To minimize the pressure, a man should absorb himself in the pleasure of the moment, without worrying about whether or when he will ejaculate. The partner should create a relaxed atmosphere, free of pressure, rather than create pressure with questions about whether or not ejaculation has occurred. Finally, any fears or anxieties, such as fear of pregnancy or disease, should be openly discussed.
There are wide variations in how long sexual stimulation can last before ejaculation occurs.
When a man ejaculates before he wants to it is called premature ejaculation. If a man is unable to ejaculate in a timely manner after prolonged sexual stimulation, in spite of his desire to do so, it is called delayed ejaculation or anorgasmia. An orgasm that is not accompanied by ejaculation is known as a dry orgasm.

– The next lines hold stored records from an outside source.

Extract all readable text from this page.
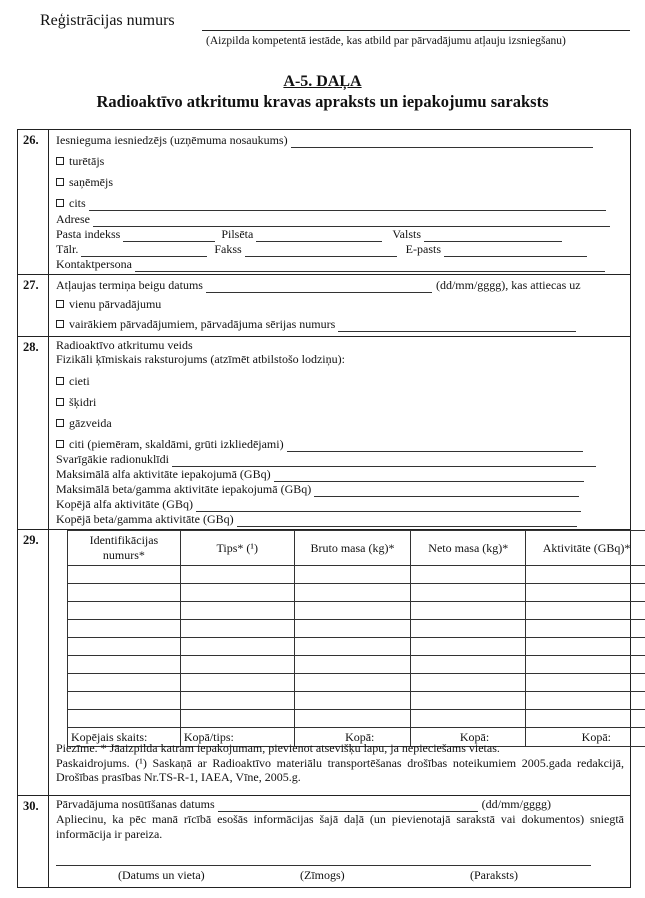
Reģistrācijas numurs
(Aizpilda kompetentā iestāde, kas atbild par pārvadājumu atļauju izsniegšanu)
A-5. DAĻA
Radioaktīvo atkritumu kravas apraksts un iepakojumu saraksts
26.	Iesnieguma iesniedzējs (uzņēmuma nosaukums)
turētājs
saņēmējs
cits
Adrese
Pasta indekss	Pilsēta	Valsts
Tālr.	Fakss	E-pasts
Kontaktpersona
27.	Atļaujas termiņa beigu datums	(dd/mm/gggg), kas attiecas uz
vienu pārvadājumu
vairākiem pārvadājumiem, pārvadājuma sērijas numurs
28.	Radioaktīvo atkritumu veids
Fizikāli ķīmiskais raksturojums (atzīmēt atbilstošo lodziņu):
cieti
šķidri
gāzveida
citi (piemēram, skaldāmi, grūti izkliedējami)
Svarīgākie radionuklīdi
Maksimālā alfa aktivitāte iepakojumā (GBq)
Maksimālā beta/gamma aktivitāte iepakojumā (GBq)
Kopējā alfa aktivitāte (GBq)
Kopējā beta/gamma aktivitāte (GBq)
29.	Identifikācijas numurs*	Tips* (¹)	Bruto masa (kg)*	Neto masa (kg)*	Aktivitāte (GBq)*

Kopējais skaits:	Kopā/tips:	Kopā:	Kopā:	Kopā:
Piezīme. * Jāaizpilda katram iepakojumam, pievienot atsevišķu lapu, ja nepieciešams vietas.
Paskaidrojums. (¹) Saskaņā ar Radioaktīvo materiālu transportēšanas drošības noteikumiem 2005.gada redakcijā, Drošības prasības Nr.TS-R-1, IAEA, Vīne, 2005.g.
30.	Pārvadājuma nosūtīšanas datums	(dd/mm/gggg)
Apliecinu, ka pēc manā rīcībā esošās informācijas šajā daļā (un pievienotajā sarakstā vai dokumentos) sniegtā informācija ir pareiza.
(Datums un vieta)	(Zīmogs)	(Paraksts)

The health benefits of ejaculation or the detriments of abstaining from ejaculation are not clearly elucidated. No detrimental effects of ejaculation have been determined and such are extremely unlikely to exist from an evolutionary perspective. No such thing as too frequent ejaculation is recognized medically and one cannot ejaculate "too much" or "too frequently". This must be differentiated from sex addiction which is an unhealthy harmful behavior present in either men or women, that may or may not involve ejaculation. Sexual addiction acts and behaviors can be performed without orgasm or ejaculation. Up to date, there has only been one study showing an association between ejaculation and health, specifically, prostate cancer. More frequent ejaculation was associated with lower rates of prostate cancer and lower rates of ejaculation were associated with higher rates of prostate cancer. A causative relationship between ejaculation and prostate cancer is extremely difficult to demonstrate despite multiple available plausible biologic explanations. It must be remembered that these explanations, most involving inflammatory markers, are only theoretical and hypothetical and simply help in our understanding of how things might work and are part of the scientific models we ascribe to these biological phenomena. No direct experimental evidence is currently available to link ejaculation to disease. The molecular and cellular experiments demonstrating causative links between inflammation and carcinogenesis only apply to the experimental conditions themselves and cannot yet be plausibly extended to whole organisms. Medical recommendations about altering ejaculatory frequency can not be currently made with sufficient scientific rigor and in practice are unlike to be carried out anyways.